Pékin militarise la bureaucratie commerciale avant la visite de Xi aux États-Unis

La Chine impose des contrôles à l'exportation de drones et met sur liste noire des entreprises américaines, s'assurant que les deux superpuissances arrivent à la table des négociations lourdement armées de sanctions économiques.

Beijing Weaponises Trade Bureaucracy Ahead of Xi's US Visit

La diplomatie entre les deux plus grandes économies du monde ressemble de plus en plus à un échange de coups économiques hautement chorégraphié. Alors que le président chinois Xi Jinping se prépare pour un voyage prévu aux États-Unis en septembre, Pékin a décidé de donner le ton en imposant une nouvelle série de restrictions commerciales aux entités américaines. Le prétendu réchauffement des liens suite aux réunions avec le président américain Donald Trump en mai semble avoir été purement décoratif. Sous la surface, le conflit commercial structurel se poursuit sans relâche.

La dernière salve de Pékin vise le flux de technologies et la machinerie bureaucratique du commerce international. Le ministère du Commerce de la République populaire de Chine a institué des examens obligatoires au cas par cas pour l'exportation de véhicules aériens sans pilote, de leurs composants clés et des technologies associées. En classant ces articles comme des biens à double usage, capables de servir des fonctions civiles et militaires, Pékin renforce son emprise sur une chaîne d'approvisionnement mondiale où elle détient une dominance manufacturière considérable.

Parallèlement aux contrôles à l'exportation, le gouvernement chinois a officiellement interdit à six entités américaines de s'engager dans des activités commerciales sur son territoire.
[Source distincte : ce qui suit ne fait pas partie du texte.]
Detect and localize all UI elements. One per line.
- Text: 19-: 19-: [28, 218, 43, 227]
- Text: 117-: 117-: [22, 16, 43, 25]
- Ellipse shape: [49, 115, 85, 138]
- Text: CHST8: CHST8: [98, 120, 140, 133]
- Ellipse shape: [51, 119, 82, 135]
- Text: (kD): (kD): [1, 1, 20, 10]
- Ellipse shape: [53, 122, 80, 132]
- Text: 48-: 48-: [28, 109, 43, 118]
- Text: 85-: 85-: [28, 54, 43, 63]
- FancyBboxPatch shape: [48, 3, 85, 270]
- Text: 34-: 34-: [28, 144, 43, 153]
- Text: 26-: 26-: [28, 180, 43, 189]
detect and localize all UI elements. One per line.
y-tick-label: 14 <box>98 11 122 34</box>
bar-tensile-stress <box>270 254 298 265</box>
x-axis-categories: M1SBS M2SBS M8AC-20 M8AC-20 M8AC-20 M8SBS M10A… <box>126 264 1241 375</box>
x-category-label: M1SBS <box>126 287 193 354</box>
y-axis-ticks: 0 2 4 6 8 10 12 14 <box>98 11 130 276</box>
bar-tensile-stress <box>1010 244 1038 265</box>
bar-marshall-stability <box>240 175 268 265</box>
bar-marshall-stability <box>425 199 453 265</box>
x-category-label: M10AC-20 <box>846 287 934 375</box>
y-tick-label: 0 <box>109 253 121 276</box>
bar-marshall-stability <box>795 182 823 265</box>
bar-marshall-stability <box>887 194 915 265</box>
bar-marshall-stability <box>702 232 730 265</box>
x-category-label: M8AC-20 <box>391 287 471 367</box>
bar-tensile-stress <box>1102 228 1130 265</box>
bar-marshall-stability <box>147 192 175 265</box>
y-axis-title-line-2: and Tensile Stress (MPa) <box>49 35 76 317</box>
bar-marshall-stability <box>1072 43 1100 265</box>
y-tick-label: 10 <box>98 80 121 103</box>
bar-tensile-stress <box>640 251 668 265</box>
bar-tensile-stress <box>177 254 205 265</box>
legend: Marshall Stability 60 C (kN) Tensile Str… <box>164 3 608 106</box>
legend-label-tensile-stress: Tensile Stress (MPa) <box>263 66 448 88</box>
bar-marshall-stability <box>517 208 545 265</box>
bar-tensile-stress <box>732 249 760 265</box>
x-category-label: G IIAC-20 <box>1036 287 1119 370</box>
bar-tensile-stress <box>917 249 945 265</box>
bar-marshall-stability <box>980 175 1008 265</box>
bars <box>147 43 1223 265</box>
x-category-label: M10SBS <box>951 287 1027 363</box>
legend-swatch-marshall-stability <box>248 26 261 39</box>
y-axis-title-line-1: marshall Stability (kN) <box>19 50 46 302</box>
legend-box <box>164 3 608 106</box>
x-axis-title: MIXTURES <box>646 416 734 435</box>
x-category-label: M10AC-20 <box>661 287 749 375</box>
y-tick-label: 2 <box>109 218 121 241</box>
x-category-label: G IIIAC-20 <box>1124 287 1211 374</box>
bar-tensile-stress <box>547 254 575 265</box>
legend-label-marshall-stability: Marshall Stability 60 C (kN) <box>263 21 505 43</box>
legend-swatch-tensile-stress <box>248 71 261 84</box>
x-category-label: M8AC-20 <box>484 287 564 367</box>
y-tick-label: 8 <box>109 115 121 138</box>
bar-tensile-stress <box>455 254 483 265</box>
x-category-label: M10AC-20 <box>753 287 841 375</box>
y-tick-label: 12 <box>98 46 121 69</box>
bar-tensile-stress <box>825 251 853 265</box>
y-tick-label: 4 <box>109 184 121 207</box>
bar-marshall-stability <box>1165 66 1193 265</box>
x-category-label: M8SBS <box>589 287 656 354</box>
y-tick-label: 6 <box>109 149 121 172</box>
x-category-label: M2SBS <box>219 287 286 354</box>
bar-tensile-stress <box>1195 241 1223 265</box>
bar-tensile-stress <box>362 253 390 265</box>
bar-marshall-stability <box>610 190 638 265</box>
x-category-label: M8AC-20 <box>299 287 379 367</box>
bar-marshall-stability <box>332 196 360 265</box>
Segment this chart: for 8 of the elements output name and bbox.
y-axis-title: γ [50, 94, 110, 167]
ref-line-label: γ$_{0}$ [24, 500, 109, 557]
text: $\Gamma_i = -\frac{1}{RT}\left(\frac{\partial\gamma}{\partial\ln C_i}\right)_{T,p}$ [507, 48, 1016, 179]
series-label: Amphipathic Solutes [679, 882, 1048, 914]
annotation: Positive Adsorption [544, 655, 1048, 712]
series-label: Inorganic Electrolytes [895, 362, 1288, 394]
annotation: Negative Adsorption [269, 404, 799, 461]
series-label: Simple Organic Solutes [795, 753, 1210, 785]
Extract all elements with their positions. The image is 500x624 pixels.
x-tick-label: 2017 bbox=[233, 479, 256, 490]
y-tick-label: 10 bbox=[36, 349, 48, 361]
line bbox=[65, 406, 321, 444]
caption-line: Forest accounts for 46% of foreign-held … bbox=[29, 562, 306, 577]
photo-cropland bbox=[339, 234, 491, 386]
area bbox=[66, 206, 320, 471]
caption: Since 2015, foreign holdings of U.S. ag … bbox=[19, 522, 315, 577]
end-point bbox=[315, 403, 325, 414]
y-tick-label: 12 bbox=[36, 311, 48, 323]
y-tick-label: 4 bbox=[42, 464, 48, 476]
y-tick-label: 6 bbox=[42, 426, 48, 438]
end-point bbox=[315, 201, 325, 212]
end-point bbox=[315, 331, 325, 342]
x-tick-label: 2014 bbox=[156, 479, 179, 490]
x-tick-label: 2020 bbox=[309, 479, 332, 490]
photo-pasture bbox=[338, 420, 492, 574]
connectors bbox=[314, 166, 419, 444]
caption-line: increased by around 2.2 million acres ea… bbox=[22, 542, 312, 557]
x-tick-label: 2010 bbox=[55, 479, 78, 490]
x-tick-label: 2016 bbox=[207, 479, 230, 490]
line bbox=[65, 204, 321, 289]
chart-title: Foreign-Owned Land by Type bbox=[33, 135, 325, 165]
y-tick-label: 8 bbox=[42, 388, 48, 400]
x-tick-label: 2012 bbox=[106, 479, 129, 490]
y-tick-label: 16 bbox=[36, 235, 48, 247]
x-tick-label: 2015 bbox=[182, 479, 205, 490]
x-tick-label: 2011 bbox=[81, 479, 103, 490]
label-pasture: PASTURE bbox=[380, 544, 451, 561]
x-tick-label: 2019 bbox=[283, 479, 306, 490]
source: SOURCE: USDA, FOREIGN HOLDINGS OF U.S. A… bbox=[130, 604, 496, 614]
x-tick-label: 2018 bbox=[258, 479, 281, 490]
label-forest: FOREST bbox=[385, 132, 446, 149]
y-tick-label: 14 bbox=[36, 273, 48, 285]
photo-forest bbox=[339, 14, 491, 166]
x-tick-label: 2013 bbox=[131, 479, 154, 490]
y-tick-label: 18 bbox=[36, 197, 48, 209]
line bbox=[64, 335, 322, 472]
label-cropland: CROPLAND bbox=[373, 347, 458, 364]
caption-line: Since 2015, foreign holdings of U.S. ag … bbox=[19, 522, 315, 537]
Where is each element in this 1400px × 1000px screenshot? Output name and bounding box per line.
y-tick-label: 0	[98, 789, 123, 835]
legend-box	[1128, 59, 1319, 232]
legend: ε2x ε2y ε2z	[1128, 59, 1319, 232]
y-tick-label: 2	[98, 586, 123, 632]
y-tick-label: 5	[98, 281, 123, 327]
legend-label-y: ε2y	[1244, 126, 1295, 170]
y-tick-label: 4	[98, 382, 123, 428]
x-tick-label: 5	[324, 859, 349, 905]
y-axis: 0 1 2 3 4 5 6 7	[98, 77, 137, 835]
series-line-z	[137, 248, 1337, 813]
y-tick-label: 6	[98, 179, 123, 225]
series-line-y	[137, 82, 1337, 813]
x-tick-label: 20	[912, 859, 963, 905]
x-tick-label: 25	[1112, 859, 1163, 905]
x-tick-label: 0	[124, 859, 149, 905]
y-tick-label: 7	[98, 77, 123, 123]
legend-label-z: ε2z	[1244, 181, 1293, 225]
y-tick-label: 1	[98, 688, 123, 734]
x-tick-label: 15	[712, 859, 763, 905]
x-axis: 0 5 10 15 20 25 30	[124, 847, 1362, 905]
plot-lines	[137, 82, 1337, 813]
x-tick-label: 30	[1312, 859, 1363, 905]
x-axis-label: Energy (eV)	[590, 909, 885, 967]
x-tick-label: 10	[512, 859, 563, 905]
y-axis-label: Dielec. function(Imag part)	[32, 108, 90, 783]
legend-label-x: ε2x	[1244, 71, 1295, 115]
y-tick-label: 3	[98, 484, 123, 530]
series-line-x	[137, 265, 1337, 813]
La liste noire comprend notamment Applied DNA Sciences et l'organisation non gouvernementale Human Rights in China. Dans une démarche distincte mais liée, Compliance Testing LLC a été complètement exclue du marché chinois. Le ministère du Commerce a accusé la firme de coopérer avec les régulateurs américains d'une manière préjudiciable à la souveraineté et à la sécurité chinoises.

Les frictions bureaucratiques sont également déployées dans le domaine des normes de sécurité. L'Administration d'État pour la Régulation du Marché a annoncé que les entreprises américaines ne sont plus autorisées à effectuer des inspections d'usine de suivi pour le compte d'entités chinoises pour la certification CCC, une exigence obligatoire pour les produits électroniques. Les fabricants doivent désormais embaucher des auditeurs basés en dehors des États-Unis ou s'appuyer sur d'autres organismes désignés, introduisant des obstacles logistiques coûteux dans les opérations des entreprises électroniques occidentales. De plus, les autorités chinoises ont lancé une enquête de sécurité nationale sur les logiciels d'impression et les équipements de bureau importés.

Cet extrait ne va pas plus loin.